Progress so far in making efficiency savings in the NHS in England may have been achieved only by reducing some services for patients and freezing staff pay, MPs have warned.

More substantial long term changes to the way the NHS provides services in a more cost effective and efficient way are far less certain, said a report published by the parliamentary Public Accounts Committee on 22 March.1

In their report on progress in making NHS efficiency savings, the MPs said that there seemed to be positive movement towards the government’s goal for the NHS to make efficiency savings of £20bn (€23bn; $30bn) in the four years to 2014-15 to allow the NHS to keep pace with growing demand.

During the committee’s inquiry the Department of Health had reported that the NHS made savings of £5.8bn in 2011-12 and that it was expected that this would rise to a total of £12.4bn by the end of 2012-13 so was on track to meet the £20bn target.

However, most of the savings made so far have been achieved through freezing NHS staff pay while also reducing the prices paid for healthcare, said MPs.2

A more worrying factor was that despite the government’s intention that quality of healthcare should not suffer while efficiencies were made, a fear was that the quality of care was being affected.

Patients’ groups and professional bodies had raised concern that access to treatments such as cataract and bariatric surgery were being rationed.
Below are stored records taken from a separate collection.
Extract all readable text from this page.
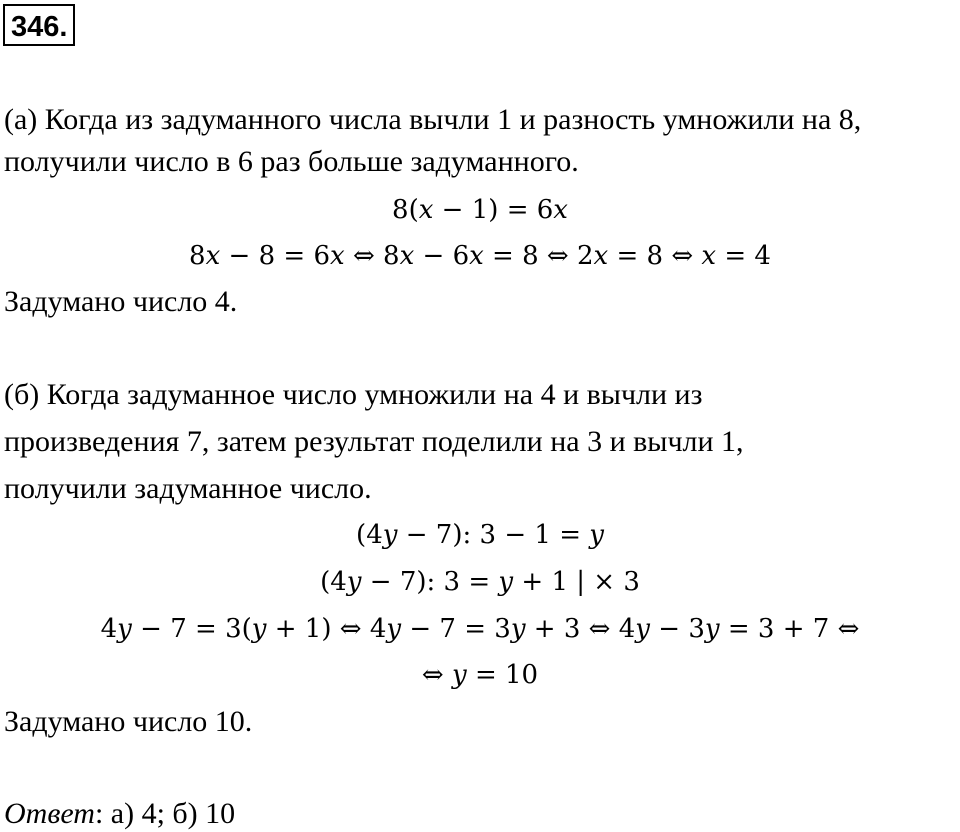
346.
(а) Когда из задуманного числа вычли 1 и разность умножили на 8,
получили число в 6 раз больше задуманного.
8(x − 1) = 6x
8x − 8 = 6x ⇔ 8x − 6x = 8 ⇔ 2x = 8 ⇔ x = 4
Задумано число 4.
(б) Когда задуманное число умножили на 4 и вычли из
произведения 7, затем результат поделили на 3 и вычли 1,
получили задуманное число.
(4y − 7): 3 − 1 = y
(4y − 7): 3 = y + 1 | × 3
4y − 7 = 3(y + 1) ⇔ 4y − 7 = 3y + 3 ⇔ 4y − 3y = 3 + 7 ⇔
⇔ y = 10
Задумано число 10.
Ответ: а) 4; б) 10
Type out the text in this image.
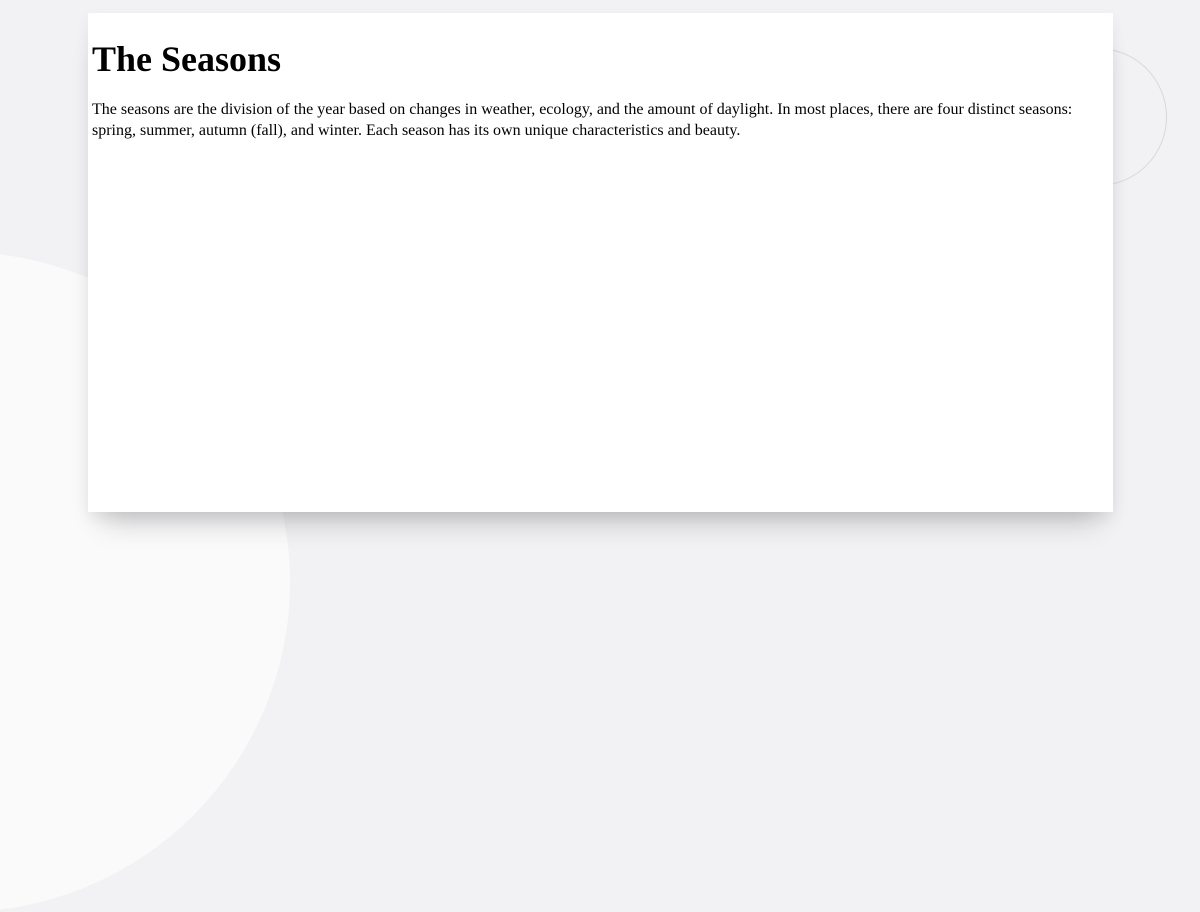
The Seasons

The seasons are the division of the year based on changes in weather, ecology, and the amount of daylight. In most places, there are four distinct seasons: spring, summer, autumn (fall), and winter. Each season has its own unique characteristics and beauty.
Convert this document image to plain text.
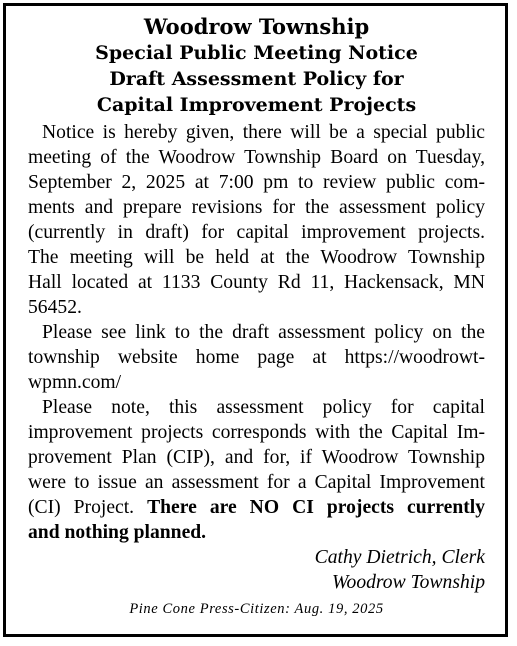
Woodrow Township
Special Public Meeting Notice
Draft Assessment Policy for
Capital Improvement Projects

Notice is hereby given, there will be a special public
meeting of the Woodrow Township Board on Tuesday,
September 2, 2025 at 7:00 pm to review public com-
ments and prepare revisions for the assessment policy
(currently in draft) for capital improvement projects.
The meeting will be held at the Woodrow Township
Hall located at 1133 County Rd 11, Hackensack, MN
56452.

Please see link to the draft assessment policy on the
township website home page at https://woodrowt-
wpmn.com/

Please note, this assessment policy for capital
improvement projects corresponds with the Capital Im-
provement Plan (CIP), and for, if Woodrow Township
were to issue an assessment for a Capital Improvement
(CI) Project. There are NO CI projects currently
and nothing planned.

Cathy Dietrich, Clerk
Woodrow Township
Pine Cone Press-Citizen: Aug. 19, 2025
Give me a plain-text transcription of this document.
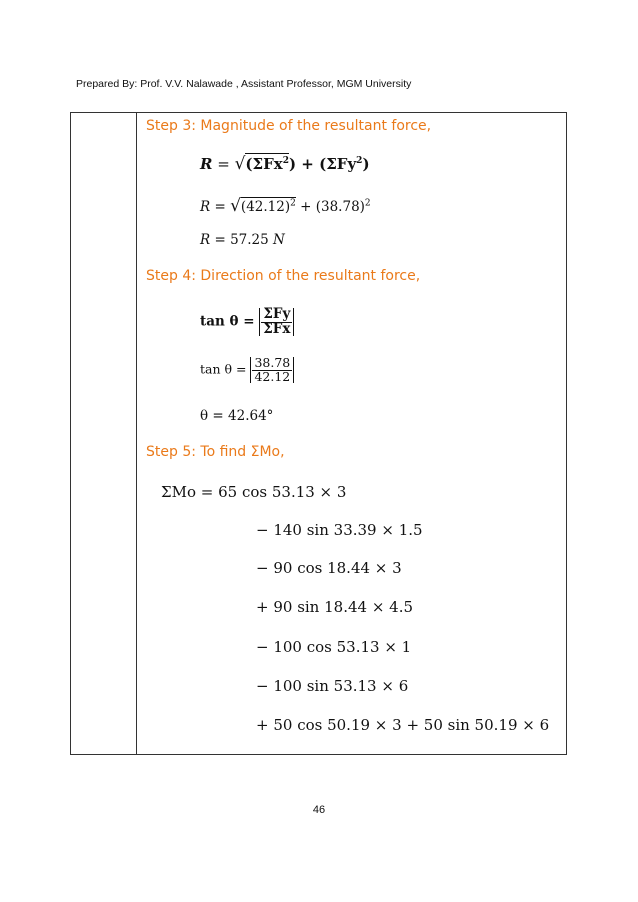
Prepared By: Prof. V.V. Nalawade , Assistant Professor, MGM University
Step 3: Magnitude of the resultant force,
R = √(ΣFx$^2$) + (ΣFy$^2$)
$R = √(42.12)^2 + (38.78)^2$
R = 57.25 N
Step 4: Direction of the resultant force,
$\tan \theta = \frac{\text{ΣFy}}{\text{ΣFx}}$
$\tan \theta = \frac{38.78}{42.12}$
θ = 42.64°
Step 5: To find ΣMo,
ΣMo = 65 cos 53.13 × 3
− 140 sin 33.39 × 1.5
− 90 cos 18.44 × 3
+ 90 sin 18.44 × 4.5
− 100 cos 53.13 × 1
− 100 sin 53.13 × 6
+ 50 cos 50.19 × 3 + 50 sin 50.19 × 6
46
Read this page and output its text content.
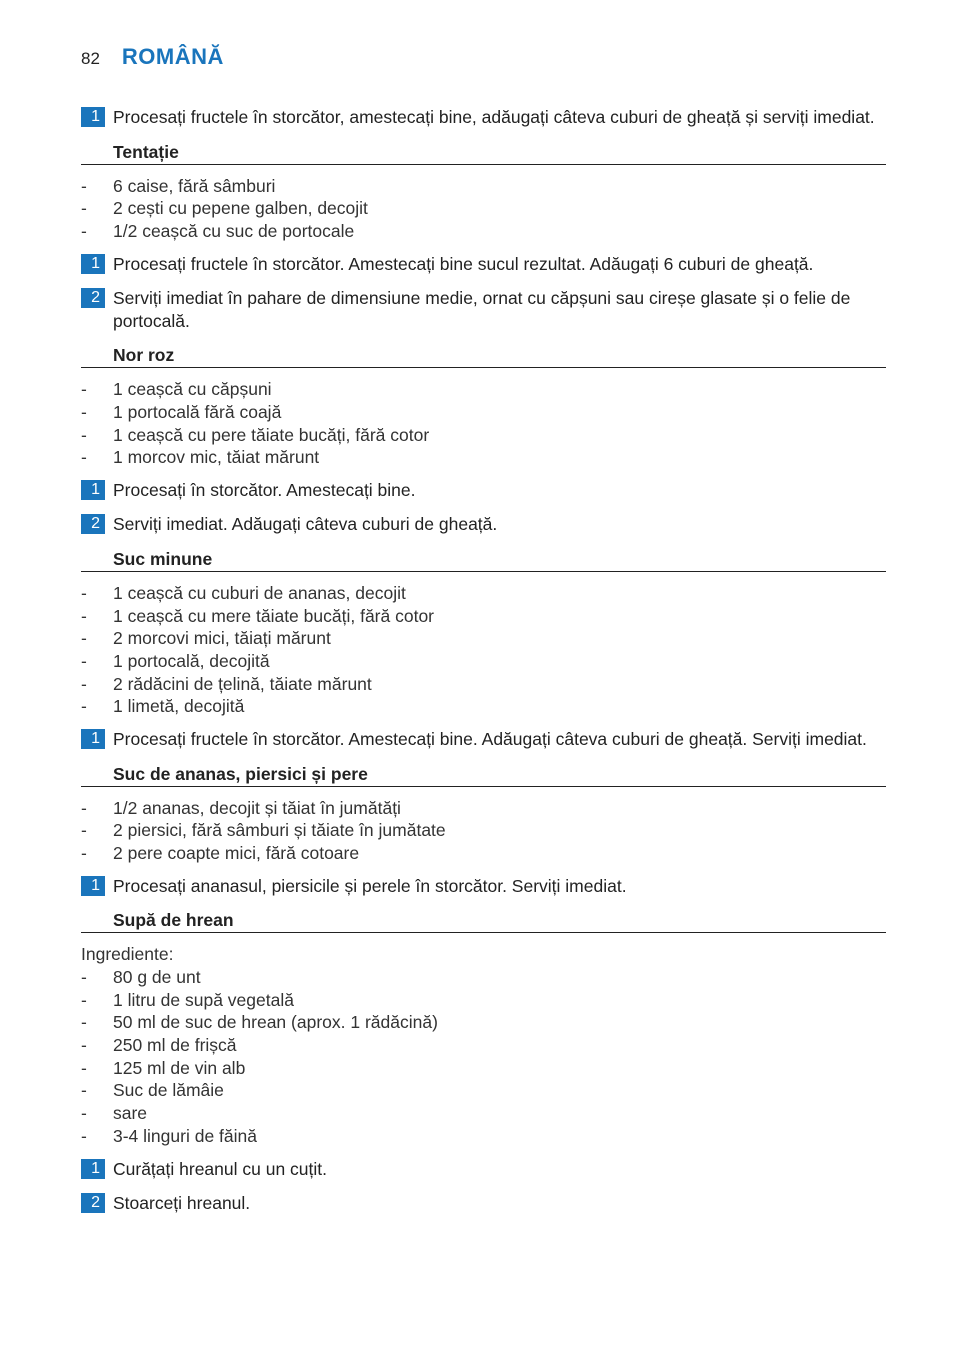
82 ROMÂNĂ
1 Procesați fructele în storcător, amestecați bine, adăugați câteva cuburi de gheață și serviți imediat.
Tentație
-	6 caise, fără sâmburi
-	2 cești cu pepene galben, decojit
-	1/2 ceașcă cu suc de portocale
1 Procesați fructele în storcător. Amestecați bine sucul rezultat. Adăugați 6 cuburi de gheață.
2 Serviți imediat în pahare de dimensiune medie, ornat cu căpșuni sau cireșe glasate și o felie de portocală.
Nor roz
-	1 ceașcă cu căpșuni
-	1 portocală fără coajă
-	1 ceașcă cu pere tăiate bucăți, fără cotor
-	1 morcov mic, tăiat mărunt
1 Procesați în storcător. Amestecați bine.
2 Serviți imediat. Adăugați câteva cuburi de gheață.
Suc minune
-	1 ceașcă cu cuburi de ananas, decojit
-	1 ceașcă cu mere tăiate bucăți, fără cotor
-	2 morcovi mici, tăiați mărunt
-	1 portocală, decojită
-	2 rădăcini de țelină, tăiate mărunt
-	1 limetă, decojită
1 Procesați fructele în storcător. Amestecați bine. Adăugați câteva cuburi de gheață. Serviți imediat.
Suc de ananas, piersici și pere
-	1/2 ananas, decojit și tăiat în jumătăți
-	2 piersici, fără sâmburi și tăiate în jumătate
-	2 pere coapte mici, fără cotoare
1 Procesați ananasul, piersicile și perele în storcător. Serviți imediat.
Supă de hrean
Ingrediente:
-	80 g de unt
-	1 litru de supă vegetală
-	50 ml de suc de hrean (aprox. 1 rădăcină)
-	250 ml de frișcă
-	125 ml de vin alb
-	Suc de lămâie
-	sare
-	3-4 linguri de făină
1 Curățați hreanul cu un cuțit.
2 Stoarceți hreanul.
Although such treatments were sometimes classed as being of “low clinical value,” they could make important differences to patients’ quality of life, the groups said.

The report described another part of the efficiency drive—transformation in the way health services were provided—as being “more challenging and risky.”

Over the four years to 2014-15 these transformational changes were expected to generate 20% of the total savings, but the health department said that it expected that by the halfway stage, the end of 2012-13, only 7% of savings would have been generated this way.

The kind of service change envisaged included centralising services and providing more community based care, but the MPs said that they were not satisfied that the department had done enough to help the NHS transform services.

The MPs also cautioned that the efficiency saving figures given so far were not completely reliable, because local primary care trusts measured and reported savings in different ways.

Using national data, the department could substantiate only £3.4bn of the £5.8bn savings reported for 2011-12, said the MPs.

Margaret Hodge, the committee’s chairwoman and Labour MP for Barking, said, “The NHS has achieved its financial savings target, but this has in large part come from freezing wages.

“We are concerned that other savings are being achieved by rationing patients’ access to certain treatments. These include cataract surgery and hip and knee replacements. These procedures are described as being ‘of low clinical value,’ but people waiting for these operations suffer pain and a poorer quality of life.

“Furthermore, the finances of some trusts are fragile, and there is a risk they may resort to simple cost cutting rather than finding genuine efficiency savings.

“As the Francis report on the Mid-Staffordshire NHS trust showed,3 financial pressures may already be causing some hospital trusts to cut staff, with damaging effects on the quality and safety of care.”

Responding to the MPs’ report, John Appleby, chief economist at the healthcare think tank the King’s Fund said, “Efficiencies [in the NHS] are becoming harder to deliver as one-off savings such as cuts in management costs start to slow. Pay restraint and holding down prices paid to hospitals are no substitute for delivering genuine productivity improvements.”

He added, “As the report points out, major changes to hospital services are needed to improve the quality of care and increase financial sustainability, yet the decision making process remains complex and is often undermined by resistance to change, even when a strong clinical and financial case for change has been made.

“We echo the committee’s concern about the lack of strategic responsibility in the new health system for leading large scale reorganisations of services and the adverse impact this could have on attempts to improve the quality of care to patients.”